Tuesday, September 28, 2004

what is a pentecostal anyway?

people (inside and outside of the church) have been asking that question for a long time. as a teen i never knew what to say when people would ask me about this. i remember telling them, "were a protestant church (though, not even sure what that meant) and, well, we're kind of like baptists." most people seemed to know what baptists were even though i really didn't know much about their church. i did know that the baptist church and our church had a lot of the same basic beliefs but mostly i knew they were more readily accepted by people than we were. this answer kept me from having to go into the "tongues" thing in the middle of parties or explain that, "no, we don't handle snakes or drink poison in our church."

it did make things weird, though, when i would bring a friend to church. i remember thinking (praying), "oh please don't let sister blue hair give her weekly message in tongues this week, oh please, oh please." of course, she always did. not that i didn't believe in what sister blue hair was doing it's just that my friends usually had no idea it was coming and i had no idea how to prepare them for it. how it would turn out, you never knew for sure. some of my friends freaked at what they heard and saw at our church and others said they were able to feel God for the first time in their lives.

as i think back over all my experience growing up in the pentecostal tradition i wonder how much of what we saw and did was simply cultural. i don't mean that our pneumatology in itself was cultural but maybe most of our expressions and our explanations and possibly even our means of engaging the Spirit were greatly influenced by the cultural and historical context from which pentecostalism was birthed.

as acts2 people we have had a tendency to try and recreate the circumstances of a move of God. whenever there is any kind of "outpouring" at a particular church we are a little too eager to build a model out of it and hold seminars about it and write a book about how it was "done." but even all of the more current moves of God seem to look amazingly like the azusa street revival meetings where it all began (there is even a group of folks meeting near asuza street who are praying for the same "fire" to fall as it did in 1906-1909) .

what i'm wondering is if our tendency to hold onto history (which is not bad in iteslf) is so closely tied to our way of seeking a move of God that we can't conceive of the Spirit causing people to act in any other way than what we have experienced. in other words, how much of the pentecostal church is simply cultural and how much of it is truly a reflection of the Spiritlife?

3 comments:

Anonymous said...

maybe we do this with a lot of Christian traditions...not only pentacostolism. i know when i read the new testatment - the church in america seems strangely different from things i read.

Anonymous said...

well, that is the 2,000,000 dollar question...

I mean separating what is cultural baggage from what is authentically an expression of faith in Christ...

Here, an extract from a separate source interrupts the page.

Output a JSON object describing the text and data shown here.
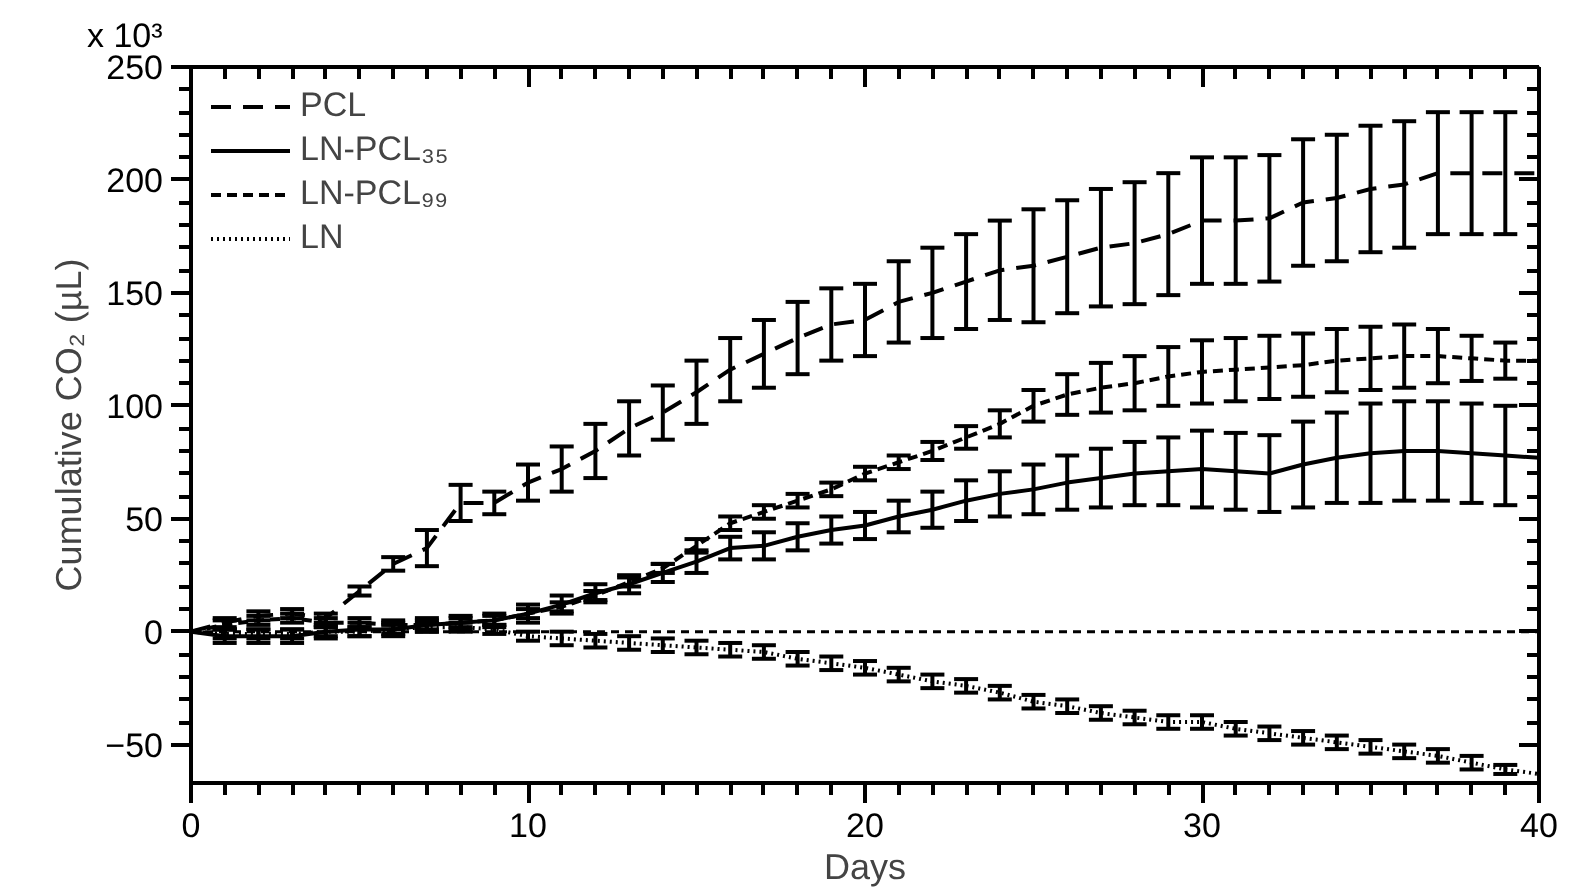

I guess it is finding where the most authentic expression of the Christian church is found we might begin to gather clues as to what Ancient Christianity looks like... finding some bench mark to evaluate the protestant (a modern reinterpretaion of The Church - ala late 15th century) expression of Christianity.

So where do we find such a bench mark? (Eastern Orthodox Church?)

pax

Tim Kirby said...

true, the pentecostal church is a product of modernity just like other traditions and so has most of the same struggles but what i think is unique is that it started out with a group of people who were viewed mostly as misfits and minorities in the culture and who had as a their highest core value to be missional and who were incredibly participatory and experiential. i suppose i'm suggesting that the budding pentecostal church had some strong postmodern characteristics but, alas, became very modernized in a short period of time.

in terms of a bench mark, i'm not sure where to look. certainly the eastern orhodox church has ancient roots and practices but is this church unaffected by culture albeit a more ancient one? i think the same question applies to them, how much of their church is simply cultural and how much of it is truly a reflection of the Christ life?

and that is a great question, how do we find an appropriate bench mark? is it even possible? are we only left with generalities to go on?